Hidayatullah.com—Pemilik kapal yang mengangkut 2,750 ton amonium nitrat ke pelabuhan Beirut pada tahun 2013 berutang uang kepada bank yang dituduh melakukan pencucian uang untuk Hizbullah, penyelidikan oleh Der Spiegel dan Proyek Kejahatan dan Pelaporan Terorganisir (OCCRP) mengklaim seperti yang dikutip oleh Middle East Monitor (25/08/2020).
Menurut laporan tersebut, pemilik sebenarnya dari MV Rhosus berbendera Moldova, adalah pengusaha dari Siprus, Charalambos Manoli, bukan Igor Grechuskin dari Rusia, seperti yang diperkirakan sebelumnya. Manoli, yang memiliki kapal melalui perusahaan yang terdaftar di Panama dengan alamat pos Bulgaria, berhutang kepada bank FBME milik Lebanon pada saat pelayaran terakhir.
Bank FBME telah meminjamkan uang kepada Manoli untuk membeli sebuah kapal kargo baru pada 2011, tetapi taipan Siprus itu gagal membayar hutang dan menawarkan MV Rhosus sebagai jaminan. Bank kemudian dituduh memfasilitasi penyandang dana Hizbullah itu setelah Departemen Keuangan AS mengklaim salah satu klien bank adalah rekanan dan penyandang dana terkenal untuk milisi Syiah dukungan Iran.
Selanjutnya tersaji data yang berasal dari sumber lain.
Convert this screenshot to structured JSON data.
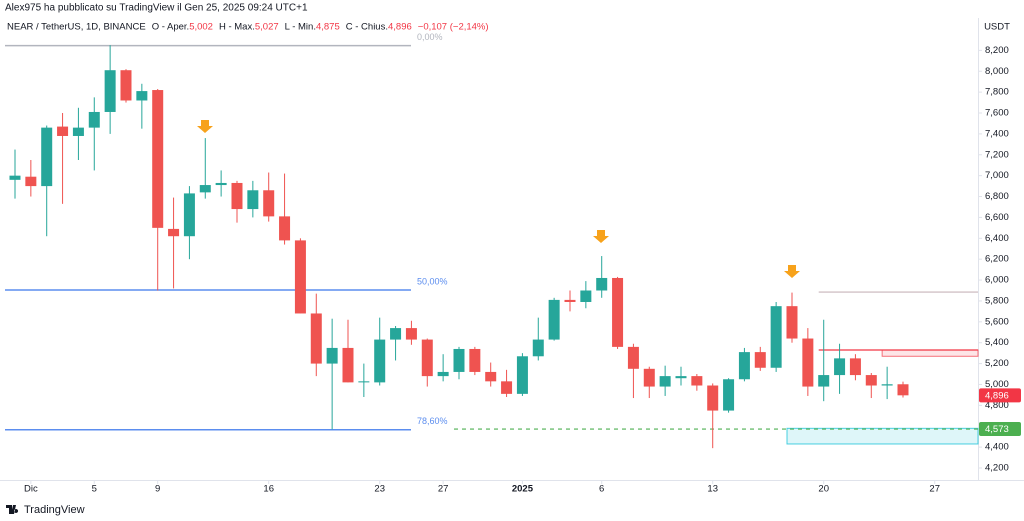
{
  "header": {
    "author_line": "Alex975 ha pubblicato su TradingView il Gen 25, 2025 09:24 UTC+1",
    "symbol": "NEAR / TetherUS, 1D, BINANCE",
    "ohlc": [
      {
        "label": "O - Aper.",
        "value": "5,002"
      },
      {
        "label": "H - Max.",
        "value": "5,027"
      },
      {
        "label": "L - Min.",
        "value": "4,875"
      },
      {
        "label": "C - Chius.",
        "value": "4,896"
      }
    ],
    "change": "−0,107 (−2,14%)"
  },
  "chart_data": {
    "type": "candlestick",
    "y_unit": "USDT",
    "up_color": "#26a69a",
    "down_color": "#ef5350",
    "open": [
      6960,
      6990,
      6900,
      7470,
      7380,
      7460,
      7610,
      8010,
      7720,
      7820,
      6490,
      6420,
      6840,
      6910,
      6930,
      6680,
      6860,
      6610,
      6380,
      5680,
      5200,
      5350,
      5020,
      5020,
      5430,
      5540,
      5430,
      5080,
      5120,
      5340,
      5120,
      5030,
      4910,
      5270,
      5430,
      5810,
      5790,
      5900,
      6020,
      5360,
      5150,
      4980,
      5060,
      5080,
      4990,
      4750,
      5050,
      5310,
      5160,
      5750,
      5440,
      4980,
      5090,
      5250,
      5090,
      4990,
      5002
    ],
    "high": [
      7250,
      7150,
      7480,
      7600,
      7650,
      7750,
      8250,
      8020,
      7880,
      7830,
      6790,
      6900,
      7360,
      7050,
      6950,
      6950,
      7030,
      7020,
      6400,
      5870,
      5630,
      5620,
      5200,
      5640,
      5560,
      5610,
      5440,
      5290,
      5360,
      5360,
      5210,
      5140,
      5300,
      5640,
      5830,
      5900,
      5990,
      6230,
      6030,
      5390,
      5170,
      5180,
      5170,
      5100,
      5010,
      5060,
      5350,
      5360,
      5790,
      5880,
      5540,
      5620,
      5390,
      5290,
      5110,
      5170,
      5027
    ],
    "low": [
      6780,
      6800,
      6420,
      6730,
      7150,
      7050,
      7400,
      7700,
      7450,
      5900,
      5920,
      6200,
      6780,
      6800,
      6550,
      6600,
      6560,
      6340,
      5680,
      5080,
      4570,
      5020,
      4880,
      4990,
      5230,
      5380,
      4980,
      5030,
      5050,
      5090,
      4980,
      4880,
      4890,
      5230,
      5420,
      5700,
      5730,
      5830,
      5340,
      4870,
      4870,
      4890,
      4990,
      4940,
      4390,
      4730,
      5030,
      5130,
      5120,
      5400,
      4890,
      4840,
      4910,
      5040,
      4870,
      4860,
      4875
    ],
    "close": [
      7000,
      6900,
      7460,
      7380,
      7460,
      7610,
      8010,
      7720,
      7810,
      6500,
      6420,
      6830,
      6910,
      6930,
      6680,
      6860,
      6610,
      6380,
      5680,
      5200,
      5350,
      5020,
      5030,
      5430,
      5540,
      5430,
      5080,
      5120,
      5340,
      5120,
      5030,
      4910,
      5270,
      5430,
      5810,
      5790,
      5900,
      6020,
      5360,
      5150,
      4980,
      5080,
      5080,
      4990,
      4750,
      5050,
      5310,
      5160,
      5750,
      5440,
      4980,
      5090,
      5250,
      5090,
      4990,
      5002,
      4896
    ],
    "xlim": [
      -0.63,
      60.73
    ],
    "xticks": [
      {
        "value": 1,
        "label": "Dic"
      },
      5,
      9,
      16,
      23,
      27,
      {
        "value": 32,
        "label": "2025"
      },
      {
        "value": 37,
        "label": "6"
      },
      {
        "value": 44,
        "label": "13"
      },
      {
        "value": 51,
        "label": "20"
      },
      {
        "value": 58,
        "label": "27"
      }
    ],
    "ylim": [
      4085,
      8510
    ],
    "yticks": [
      {
        "value": 4200,
        "label": "4,200"
      },
      {
        "value": 4400,
        "label": "4,400"
      },
      {
        "value": 4600,
        "label": "4,600"
      },
      {
        "value": 4800,
        "label": "4,800"
      },
      {
        "value": 5000,
        "label": "5,000"
      },
      {
        "value": 5200,
        "label": "5,200"
      },
      {
        "value": 5400,
        "label": "5,400"
      },
      {
        "value": 5600,
        "label": "5,600"
      },
      {
        "value": 5800,
        "label": "5,800"
      },
      {
        "value": 6000,
        "label": "6,000"
      },
      {
        "value": 6200,
        "label": "6,200"
      },
      {
        "value": 6400,
        "label": "6,400"
      },
      {
        "value": 6600,
        "label": "6,600"
      },
      {
        "value": 6800,
        "label": "6,800"
      },
      {
        "value": 7000,
        "label": "7,000"
      },
      {
        "value": 7200,
        "label": "7,200"
      },
      {
        "value": 7400,
        "label": "7,400"
      },
      {
        "value": 7600,
        "label": "7,600"
      },
      {
        "value": 7800,
        "label": "7,800"
      },
      {
        "value": 8000,
        "label": "8,000"
      },
      {
        "value": 8200,
        "label": "8,200"
      }
    ],
    "fib_levels": [
      {
        "value": 8245,
        "label": "0,00%",
        "color": "#b2b5be"
      },
      {
        "value": 5905,
        "label": "50,00%",
        "color": "#5b8def"
      },
      {
        "value": 4566,
        "label": "78,60%",
        "color": "#5b8def"
      }
    ],
    "levels": [
      {
        "value": 5885,
        "color": "#c8b4ba"
      },
      {
        "value": 5330,
        "color": "#f23645"
      },
      {
        "value": 4573,
        "color": "#4caf50",
        "dashed": true
      }
    ],
    "zones": [
      {
        "low": 4430,
        "high": 4580,
        "color": "#00bcd4"
      },
      {
        "low": 5270,
        "high": 5330,
        "color": "#f23645"
      }
    ],
    "price_labels": [
      {
        "value": 4896,
        "label": "4,896",
        "color": "#f23645"
      },
      {
        "value": 4573,
        "label": "4,573",
        "color": "#4caf50"
      }
    ]
  },
  "footer": {
    "brand": "TradingView"
  }
}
Bank milik Lebanon itu kemudian dipaksa gulung tikar oleh sanksi AS, yang dijatuhkan karena hubungan FBME dengan Hizbullah. Sementara itu, penyelidikan Der Spiegel dan OCCRP juga menemukan fakta lain yang sebelumnya tidak diketahui tentang asal-usul kapal dan amonium nitrat yang menyebabkan ledakan besar di ibukota Libanon, Beirut, pada 4 Agustus.
Menurut laporan tersebut, Grechuskin hanya menyewa MV Rhosus dan merupakan orang yang memerintahkan kru kapal untuk berhenti di Beirut. Pemberhentian di Beirut bertujuan untuk mengambil muatan kargo tambahan dan mengirimkannya ke Yordania dalam upaya mencari dana untuk mencukupi perjalanan kapal melalui Terusan Suez.
Namun, ketika truk kargo pertama merusak dek kapal, rencana dan kemudian kapal serta awaknya ditinggalkan di Beirut. Dalam enam tahun, baik perusahaan yang berbasis di Georgia yang memasok zat tersebut, maupun perusahaan Mozambik yang memesannya telah berupaya untuk mengambil zat yang ditinggalkan dari Lebanon, menurut laporan.
Seorang perantara pembelian itu, bagaimanapun juga, mempekerjakan seorang pengacara Lebanon mengajukan permohonan kepada pihak berwenang untuk memeriksa amonium nitrat, dengan harapan dapat mengembalikan barang yang ditinggalkan. Laporan dari inspeksi pada Februari 2015 menyatakan bahwa amonium nitrat dalam kondisi buruk, disimpan dengan tidak aman dan disimpan dalam kantong sobek, menurut OCCRP, membuat perantara menghentikan upaya untuk mengembalikan zat tersebut.
Selain itu, OCCRP melaporkan hanya sekitar 1.900 ton amonium nitrat yang ditemukan di Beirut, tetapi jumlah pastinya tidak pernah dikonfirmasi oleh pihak berwenang Lebanon.
Masih belum jelas apa yang terjadi pada sisa amonium nitrat yang tiba di MV Rhosus pada tahun 2013, tetapi investigasi bersama akhirnya mengklaim bahwa ledakan 4 Agustus mungkin disebabkan oleh hanya 700 hingga 1.000 ton zat tersebut, bukan 2.750 ton. Meskipun begitu, ledakan tersebut adalah salah satu ledakan non-nuklir terbesar yang tercatat dan telah menghancurkan Beirut, menewaskan hampir 200 orang dan melukai ribuan lainnya.